From George (admire his bicep flex at 18:09):
The seminar was superb. You had plenty of time interacting with each of them. There was one point during the jerk practice portion of the seminar where I had Vasiliy actually hitting me in the abs with a PVC pipe yelling for me to stay tight. He is very dynamic and will let you know very clearly if he is disappointed with your performance.
Vasily spoke the most English out of the three, but language barrier was never really a problem due to having russian speakers at hand. Klokov had a little bit less of this aggressive approach, but helped manually put you into correct positions. Ilya was the biggest surprise though. He is very humble, a little quiet, but moves so effortlessly through his movements. He would help show the way he does the lifts and guide you through his actions into correct positions.
Biggest thing I learned is that Americans tend to shift the knees forward too much when initiating the second pull. This was a big thing for Vasiliy especially as he said with that technique you will always punch the bar too far forward especially if you are relying on your hips for all the power.
They highly stressed the importance of strong shoulders for the snatch and traps for the clean. During the clean practice Vasiliy really emphasized bringing your shoulders to your ears and continuing the pull after hip contact.
Also proper shoulder starting position was huge.
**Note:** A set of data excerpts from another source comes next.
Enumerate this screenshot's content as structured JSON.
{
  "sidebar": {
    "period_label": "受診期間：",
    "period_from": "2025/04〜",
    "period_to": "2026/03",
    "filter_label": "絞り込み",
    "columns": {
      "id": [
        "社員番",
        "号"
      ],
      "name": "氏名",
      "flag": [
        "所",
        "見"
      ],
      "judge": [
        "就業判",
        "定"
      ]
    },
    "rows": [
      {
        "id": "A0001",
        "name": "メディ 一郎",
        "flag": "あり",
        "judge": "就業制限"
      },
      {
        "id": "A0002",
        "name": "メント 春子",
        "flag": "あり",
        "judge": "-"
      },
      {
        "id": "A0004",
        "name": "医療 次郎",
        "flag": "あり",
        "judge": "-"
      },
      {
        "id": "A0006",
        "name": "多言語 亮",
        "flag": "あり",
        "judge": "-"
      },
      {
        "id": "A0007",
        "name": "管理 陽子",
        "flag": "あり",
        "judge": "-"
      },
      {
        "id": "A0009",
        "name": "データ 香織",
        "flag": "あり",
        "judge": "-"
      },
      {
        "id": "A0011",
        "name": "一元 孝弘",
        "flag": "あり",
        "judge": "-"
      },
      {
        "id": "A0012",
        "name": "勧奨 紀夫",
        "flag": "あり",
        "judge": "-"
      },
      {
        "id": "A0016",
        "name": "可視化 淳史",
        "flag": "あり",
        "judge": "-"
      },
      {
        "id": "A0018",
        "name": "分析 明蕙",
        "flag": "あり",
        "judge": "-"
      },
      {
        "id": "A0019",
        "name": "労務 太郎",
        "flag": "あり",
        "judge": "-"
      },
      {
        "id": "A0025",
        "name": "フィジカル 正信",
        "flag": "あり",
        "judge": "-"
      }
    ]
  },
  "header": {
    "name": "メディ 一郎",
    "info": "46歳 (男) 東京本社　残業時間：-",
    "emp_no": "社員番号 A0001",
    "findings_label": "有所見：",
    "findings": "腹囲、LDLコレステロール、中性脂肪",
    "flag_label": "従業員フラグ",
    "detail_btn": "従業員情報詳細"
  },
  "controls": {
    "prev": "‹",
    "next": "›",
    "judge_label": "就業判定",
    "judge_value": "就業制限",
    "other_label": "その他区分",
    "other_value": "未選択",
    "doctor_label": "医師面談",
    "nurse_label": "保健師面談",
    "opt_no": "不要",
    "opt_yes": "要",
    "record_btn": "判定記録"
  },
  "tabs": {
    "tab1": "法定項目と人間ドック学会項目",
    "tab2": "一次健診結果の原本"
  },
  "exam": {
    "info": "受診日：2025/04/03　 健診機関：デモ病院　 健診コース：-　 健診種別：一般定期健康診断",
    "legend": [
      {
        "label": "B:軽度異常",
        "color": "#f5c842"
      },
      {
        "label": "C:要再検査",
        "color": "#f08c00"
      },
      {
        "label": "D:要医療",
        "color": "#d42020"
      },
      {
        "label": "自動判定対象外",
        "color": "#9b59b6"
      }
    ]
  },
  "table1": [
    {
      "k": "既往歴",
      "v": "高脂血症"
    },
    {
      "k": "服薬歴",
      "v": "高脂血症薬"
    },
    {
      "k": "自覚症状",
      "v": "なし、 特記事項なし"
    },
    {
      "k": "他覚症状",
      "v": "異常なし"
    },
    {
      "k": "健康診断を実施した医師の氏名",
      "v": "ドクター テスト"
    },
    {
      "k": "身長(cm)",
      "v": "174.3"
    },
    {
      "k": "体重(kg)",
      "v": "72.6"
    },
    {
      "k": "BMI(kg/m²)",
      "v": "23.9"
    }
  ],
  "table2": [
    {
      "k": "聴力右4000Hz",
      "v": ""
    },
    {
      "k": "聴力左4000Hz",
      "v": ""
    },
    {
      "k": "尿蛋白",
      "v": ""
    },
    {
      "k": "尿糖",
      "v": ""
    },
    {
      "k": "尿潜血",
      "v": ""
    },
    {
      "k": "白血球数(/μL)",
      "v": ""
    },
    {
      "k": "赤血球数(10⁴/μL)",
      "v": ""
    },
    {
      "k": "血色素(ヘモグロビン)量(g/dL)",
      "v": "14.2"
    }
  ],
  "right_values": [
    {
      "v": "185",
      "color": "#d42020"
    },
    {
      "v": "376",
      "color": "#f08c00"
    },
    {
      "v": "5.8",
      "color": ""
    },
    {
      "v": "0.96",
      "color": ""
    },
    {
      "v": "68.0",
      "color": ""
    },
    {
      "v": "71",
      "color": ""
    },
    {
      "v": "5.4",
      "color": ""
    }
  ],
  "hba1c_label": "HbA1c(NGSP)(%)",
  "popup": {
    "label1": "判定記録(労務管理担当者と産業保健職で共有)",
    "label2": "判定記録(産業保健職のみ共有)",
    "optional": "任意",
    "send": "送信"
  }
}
Many people tend to pinch the shoulders at the start, but they said that this shortens the range of motion you have to pull with the shoulders and traps which decreases the potential to get the bar as high, and will commonly cause you to hit the bar forward. It was a great seminar, definitely worth the price, and we even had time to take pictures and sign a couple things at the end.
They are hands on, especially Vasiliy. Nikita has perfect technique. They know what is the best way to improve you personally on your weaknesses.
They say to not really [bring] in the hip so much and maintain a straight bar path of course and to always jump out not back or front to keep your head straight and finish pulling, which is a huge thing that many of us Americans have not done. We need to use our legs, hip, shoulder, then arms in one fluid moment.
There are videos of older Russian technique where the Russians have similar or same exact technique. I did not meet Ilya yet.
Absolutely worth the price (I was skeptical going in since it was so high). No issues with communication. We essentially did four hours of technique work with an empty bar and I was sweating like crazy and sore the next day.
I was the photographer at the CrossFit LIC stop – I was blown away by the seminar. I wasn’t sure if this was going to be just a “look at us lift” seminar or if it would be informative. The “look at us lift” was but a minor part of it (and incredible). They spent hours working with every athlete and offering clear, concise cues and techniques. Couldn’t recommend more. Check out a few shots from it @supercleary on instagram – and that strict press was 365lbs (165.5 kg)
These guys are amazing , I have been to a lot of these seminars before , and there understanding and ability to teach and transfer knowledge is amazing. I would highly recommend this seminar to anyone who is interested in improving their lifts.
Watching them train is worth the price of the seminar alone. They really stayed focused on making sure you learned all of the subtle elements of the lifts. They where extremely helpful , and would answer all of your questions until you where satisfied.
They would also stay with you until they could see that you understood the material that was being discussed. It was very inspiring and really motivating. I am sure you will lift better after this seminar, I know I did. If it comes around my area again, I would take it again.
DONT MISS THE CHANCE! Seeing athletes of this caliber training up close is a once in a lifetime chance for most. Once you see it in person , you will truly understand what I am talking about.